A tragic example occurred in June when APN’s New Zealand group advertising director, Andrew McNally, died suddenly at the age of 45. McNally had been recruited from News Ltd in 2012 as one of three new executives charged with helping to re-invigorate the New Zealand Herald publisher’s cross-media and digital strategies. In only 18 months he made a significant impact on both the strategic and operational sides of the business.
Only nine months earlier the chief executive of the Pacific Media Network, Tom Etuata, died from a brain aneurysm. The 46-year-old broadcaster had been an instructor in an Auckland gym and had been described as “super-fit”.

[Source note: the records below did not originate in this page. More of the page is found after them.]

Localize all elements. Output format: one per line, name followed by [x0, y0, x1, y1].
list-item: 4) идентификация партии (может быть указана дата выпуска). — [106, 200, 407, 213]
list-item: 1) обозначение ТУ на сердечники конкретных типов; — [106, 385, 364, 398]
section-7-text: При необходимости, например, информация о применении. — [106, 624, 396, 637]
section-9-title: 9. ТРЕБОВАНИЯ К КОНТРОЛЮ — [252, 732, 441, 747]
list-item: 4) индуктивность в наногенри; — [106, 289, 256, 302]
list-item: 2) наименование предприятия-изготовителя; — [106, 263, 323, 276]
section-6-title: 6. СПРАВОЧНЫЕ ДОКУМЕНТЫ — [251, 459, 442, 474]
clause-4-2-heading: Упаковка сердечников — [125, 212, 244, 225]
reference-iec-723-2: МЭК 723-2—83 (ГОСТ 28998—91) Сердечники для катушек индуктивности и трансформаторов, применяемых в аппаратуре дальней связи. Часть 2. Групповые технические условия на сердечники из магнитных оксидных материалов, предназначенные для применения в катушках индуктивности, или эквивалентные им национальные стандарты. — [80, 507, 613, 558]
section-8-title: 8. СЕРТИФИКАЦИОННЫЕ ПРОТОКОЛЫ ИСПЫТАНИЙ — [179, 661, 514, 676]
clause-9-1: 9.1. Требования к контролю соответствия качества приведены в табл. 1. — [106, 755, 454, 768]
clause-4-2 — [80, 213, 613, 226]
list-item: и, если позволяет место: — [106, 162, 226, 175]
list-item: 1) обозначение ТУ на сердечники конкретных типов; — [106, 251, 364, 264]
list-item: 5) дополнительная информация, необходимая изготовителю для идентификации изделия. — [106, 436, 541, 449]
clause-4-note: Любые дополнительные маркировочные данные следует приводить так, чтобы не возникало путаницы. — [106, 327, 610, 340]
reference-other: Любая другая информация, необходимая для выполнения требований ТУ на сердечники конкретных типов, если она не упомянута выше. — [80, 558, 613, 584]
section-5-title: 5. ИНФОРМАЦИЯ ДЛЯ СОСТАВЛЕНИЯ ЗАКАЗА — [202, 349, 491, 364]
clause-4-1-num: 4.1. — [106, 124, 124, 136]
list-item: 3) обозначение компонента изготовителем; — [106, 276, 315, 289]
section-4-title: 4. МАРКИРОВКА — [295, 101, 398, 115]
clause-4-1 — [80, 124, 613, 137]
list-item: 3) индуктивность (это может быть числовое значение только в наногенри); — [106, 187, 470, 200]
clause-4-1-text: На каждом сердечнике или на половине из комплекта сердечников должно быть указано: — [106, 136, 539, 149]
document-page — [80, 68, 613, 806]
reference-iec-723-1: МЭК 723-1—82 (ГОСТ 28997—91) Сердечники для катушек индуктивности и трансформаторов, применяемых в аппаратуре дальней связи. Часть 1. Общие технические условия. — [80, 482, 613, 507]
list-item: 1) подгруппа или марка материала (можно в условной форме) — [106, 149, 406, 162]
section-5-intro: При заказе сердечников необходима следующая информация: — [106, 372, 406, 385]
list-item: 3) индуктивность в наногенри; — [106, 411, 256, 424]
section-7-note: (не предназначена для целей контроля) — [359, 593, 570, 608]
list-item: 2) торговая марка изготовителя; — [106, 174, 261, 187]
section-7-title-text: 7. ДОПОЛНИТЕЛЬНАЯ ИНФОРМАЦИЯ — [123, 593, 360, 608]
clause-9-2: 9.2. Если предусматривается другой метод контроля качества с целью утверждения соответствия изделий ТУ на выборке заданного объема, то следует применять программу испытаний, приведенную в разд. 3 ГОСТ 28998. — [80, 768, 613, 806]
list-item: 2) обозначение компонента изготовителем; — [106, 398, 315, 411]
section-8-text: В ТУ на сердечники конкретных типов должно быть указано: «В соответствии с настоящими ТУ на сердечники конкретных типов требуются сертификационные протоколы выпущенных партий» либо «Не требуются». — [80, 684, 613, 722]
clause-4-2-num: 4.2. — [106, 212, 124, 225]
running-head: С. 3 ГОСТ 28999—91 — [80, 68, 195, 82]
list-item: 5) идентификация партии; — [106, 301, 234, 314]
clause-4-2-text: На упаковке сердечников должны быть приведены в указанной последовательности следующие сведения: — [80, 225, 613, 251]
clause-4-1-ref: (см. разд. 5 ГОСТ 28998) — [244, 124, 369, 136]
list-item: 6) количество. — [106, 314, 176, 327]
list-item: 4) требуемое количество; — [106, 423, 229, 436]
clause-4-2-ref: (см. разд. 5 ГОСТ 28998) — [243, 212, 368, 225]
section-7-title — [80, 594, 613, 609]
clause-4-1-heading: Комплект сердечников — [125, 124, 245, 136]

When such sudden losses happen, a company’s first thoughts and actions are for the immediate family of the deceased, followed closely by managing the grief and sense of loss experienced by staff and close associates. In the days following a death these actions are all consuming and unquestionably important. They may be followed by a review of the company’s health monitoring plans to ensure their adequacy
However, there is no disrespect in managements then turning their thoughts to coping with the consequences of a senior executive being taken out of the business equation. Inevitably there will be decisions that had been made but not yet recorded, meetings held but not documented, undertakings given but not communicated elsewhere.
Operational detail can usually be reconstructed from weekly reports, management meetings and emails. Certainly, the numbers in the business equation are now well managed and the frequency of reporting requires daily input and collation. Can the same be said, however, when it comes to the forward-looking aspect of senior management?
Newspapers are expert in gathering knowledge and recording the thoughts and aspirations of others but how good are they at capturing the strategic thinking and aspirational conversations within their own organisations? I suspect that the industry is so preoccupied with its systems for tracking and disseminating other people’s knowledge assets that it pays insufficient attention to its internal needs beyond financial reporting and formal strategic planning. What efforts are made to capture what is in our people’s heads?
First reactions to that question are probably “can’t be done” or “too ephemeral”. Certainly, there is no way in which strategic thinking can be preserved. That is a dynamic, real-time ability to assimilate, analyse and use information in a particular way and it passes with the strategic thinker.
However, in the news media’s Age of Uncertainty, strategic thinkers are expected to project themselves and their organisations into the future and to think long and hard about the paths they should take. It is blue skies imagining that is articulated in random ways and may not be captured by the well documented, splendidly PowerPointed strategic plans that results from some of this thinking. It is important that these other thoughts are shared.
All newspapers need an Omnibus (as in Flanders and Swann’s “big six-wheeler”) Plan that takes account of the undeniable fact that stepping off a kerb can be dangerous. Capturing those strategic thoughts may mean devoting a recorded planning session to “my final memo” or a purposeful directing of coffee conversations that can be translated into diary notes or a culture of thought-sharing or the instituting of a comprehensive knowledge management system.
My Omnibus Plan is contained in a notebook into which I periodically jot the products of a rambling mind. I have given it a title shamelessly stolen from H.G. Wells. It is called The Invisible Man.